I had a royal mess on my hands with one project.
The gal hosting a telesummit I'd been invited to teach on had gone silent; I had no idea if we were on or off (follow up makes my world go around.)
The two vendors I'd called at 4pm, knowing they both closed at 5pm, had not returned my calls or emails stranding me for the next day.
An important file was MIA in one of the tidy stacks of paper on my very small desk (how can I lose anything when I don't have the space to lose it in?)
I reached out to a friend for support, but no reply (and I don't reach out
easily.)
A guest who'd recently rented my mountain cabin sent me a zinger of an email, I couldn't tell if he was being hugely sarcastic or genuine, but I already felt punched down and couldn't get excited or worried about his remarks (his daughter was scared by the wind chime in the night?)
A colleague told me that when she'd called days earlier my phone informed her "this user has not set
up their voicemail." WAAAAAAAAAAA, how embarrassing. It is a new phone (a mere 3 hours out of my life on Saturday)and I thought voicemail was tied to the carrier, not the phone. ACK.
(Yes, it did seem odd I wasn't getting voicemails and would see numbers of missed calls, but then it was kind of nice not having to keep up for a wee bit.)
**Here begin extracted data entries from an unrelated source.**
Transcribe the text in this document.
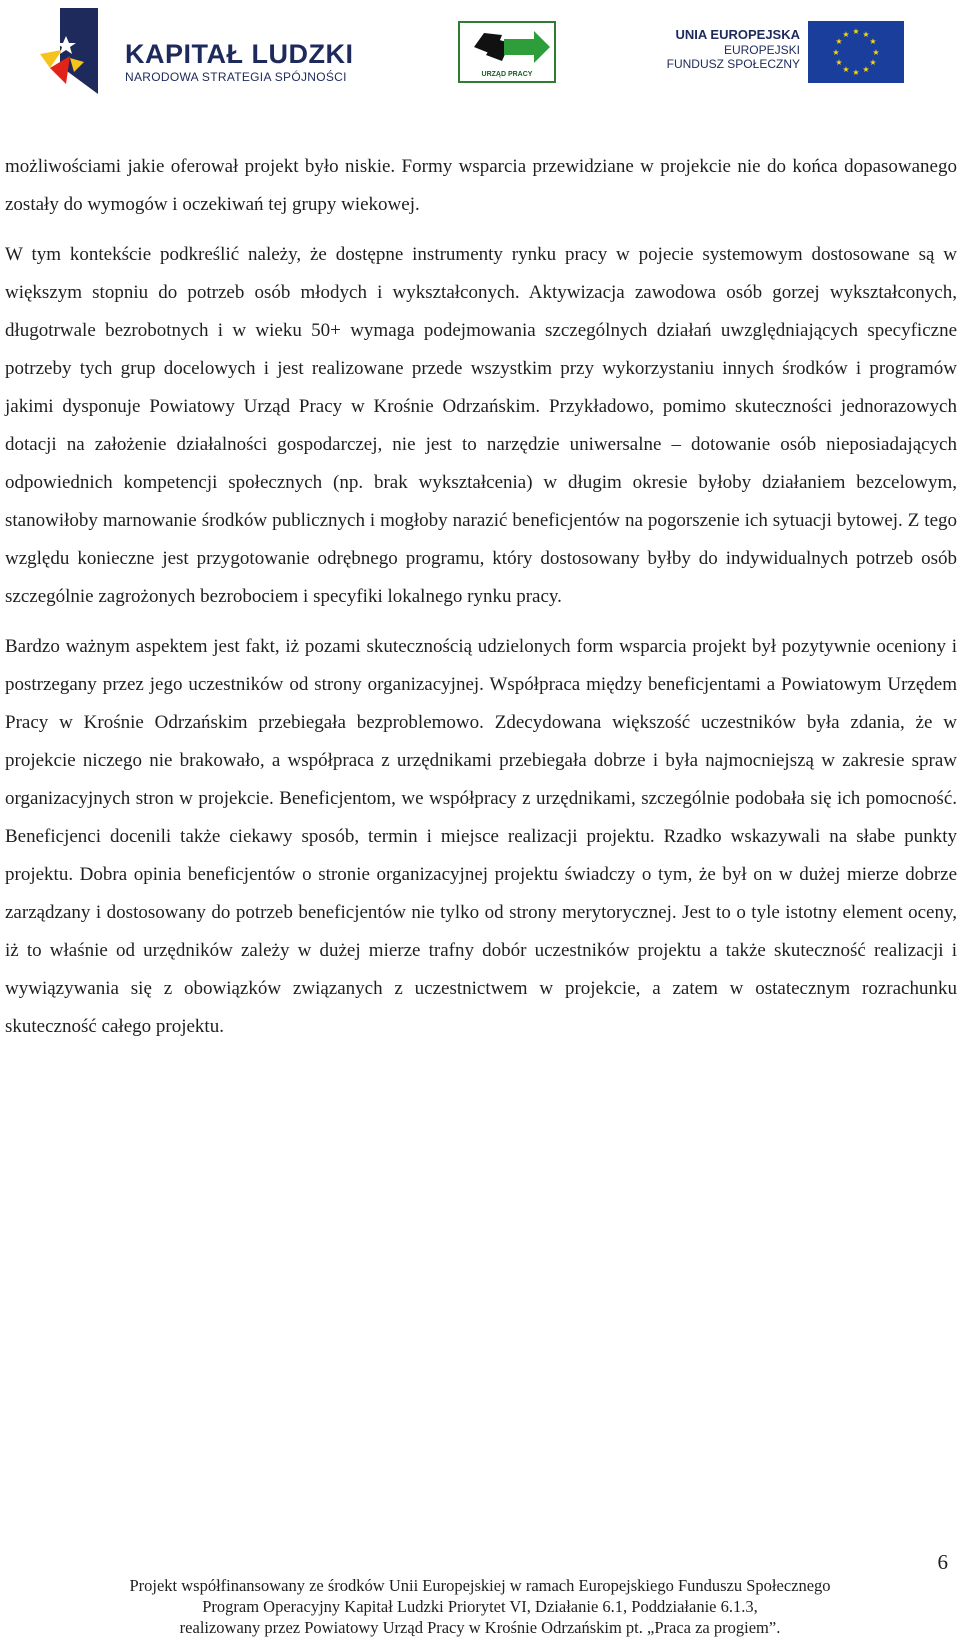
KAPITAŁ LUDZKI
NARODOWA STRATEGIA SPÓJNOŚCI	URZĄD PRACY
UNIA EUROPEJSKA
EUROPEJSKI
FUNDUSZ SPOŁECZNY
★ ★
★
★
★
★
★
★
★
★
★
★

możliwościami jakie oferował projekt było niskie. Formy wsparcia przewidziane w projekcie nie do końca dopasowanego zostały do wymogów i oczekiwań tej grupy wiekowej.

W tym kontekście podkreślić należy, że dostępne instrumenty rynku pracy w pojecie systemowym dostosowane są w większym stopniu do potrzeb osób młodych i wykształconych. Aktywizacja zawodowa osób gorzej wykształconych, długotrwale bezrobotnych i w wieku 50+ wymaga podejmowania szczególnych działań uwzględniających specyficzne potrzeby tych grup docelowych i jest realizowane przede wszystkim przy wykorzystaniu innych środków i programów jakimi dysponuje Powiatowy Urząd Pracy w Krośnie Odrzańskim. Przykładowo, pomimo skuteczności jednorazowych dotacji na założenie działalności gospodarczej, nie jest to narzędzie uniwersalne – dotowanie osób nieposiadających odpowiednich kompetencji społecznych (np. brak wykształcenia) w długim okresie byłoby działaniem bezcelowym, stanowiłoby marnowanie środków publicznych i mogłoby narazić beneficjentów na pogorszenie ich sytuacji bytowej. Z tego względu konieczne jest przygotowanie odrębnego programu, który dostosowany byłby do indywidualnych potrzeb osób szczególnie zagrożonych bezrobociem i specyfiki lokalnego rynku pracy.

Bardzo ważnym aspektem jest fakt, iż pozami skutecznością udzielonych form wsparcia projekt był pozytywnie oceniony i postrzegany przez jego uczestników od strony organizacyjnej. Współpraca między beneficjentami a Powiatowym Urzędem Pracy w Krośnie Odrzańskim przebiegała bezproblemowo. Zdecydowana większość uczestników była zdania, że w projekcie niczego nie brakowało, a współpraca z urzędnikami przebiegała dobrze i była najmocniejszą w zakresie spraw organizacyjnych stron w projekcie. Beneficjentom, we współpracy z urzędnikami, szczególnie podobała się ich pomocność. Beneficjenci docenili także ciekawy sposób, termin i miejsce realizacji projektu. Rzadko wskazywali na słabe punkty projektu. Dobra opinia beneficjentów o stronie organizacyjnej projektu świadczy o tym, że był on w dużej mierze dobrze zarządzany i dostosowany do potrzeb beneficjentów nie tylko od strony merytorycznej. Jest to o tyle istotny element oceny, iż to właśnie od urzędników zależy w dużej mierze trafny dobór uczestników projektu a także skuteczność realizacji i wywiązywania się z obowiązków związanych z uczestnictwem w projekcie, a zatem w ostatecznym rozrachunku skuteczność całego projektu.

6
Projekt współfinansowany ze środków Unii Europejskiej w ramach Europejskiego Funduszu Społecznego
Program Operacyjny Kapitał Ludzki Priorytet VI, Działanie 6.1, Poddziałanie 6.1.3,
realizowany przez Powiatowy Urząd Pracy w Krośnie Odrzańskim pt. „Praca za progiem”.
And my cat, whom I normally adore, was whining
incessantly as she stickered her way across the carpet (she is in need of a claw trim and puts up a fierce fight when being invited to her carrying case, a fight in which I lose blood if not a limb.)
Then I realized I couldn't really get too worked up over any of this.
WHY NOT?
I was pacing in a place I genuinely enjoy living in (did I mention I
don't sit still very well?)
It was a gorgeous Fall day outside and the sun was starting to head toward another picturesque sunset.
I'm in the best shape of my life (pretty proud of that at 50+, and yes it is because of decisions I make around exercise and diet, no luck here.)
My clients are incredibly cool people who trust, respect, and
appreciate me.
Any issue I have pales by comparison to what people in Syria are going through with bombings daily.
Or the victims of Hurricane Matthew in Haiti.
Perspective is priceless.
What's yours?
It's easy to let large challenges, minor
frustrations, and ticklish issues derail your day, week, or month.
Change is the only certainty we have.
The moment you are in will change in the next; count on it and keep it in perspective.
Mega Hugs,
Melissa
PS. Yes, I am keenly aware of just how fortunate I am. And I, like you,
occasionally forget and indulge in self-sabotage and even self-pity for no very good reason. Better to pull my super hero cape out and soar into solutions. (You've got one too!)
PSPS. Wednesday I awoke with an attitude shift and approached the day with a smile instead of a grimace, amazing what a difference that made! Change your perspective and you'll change your life.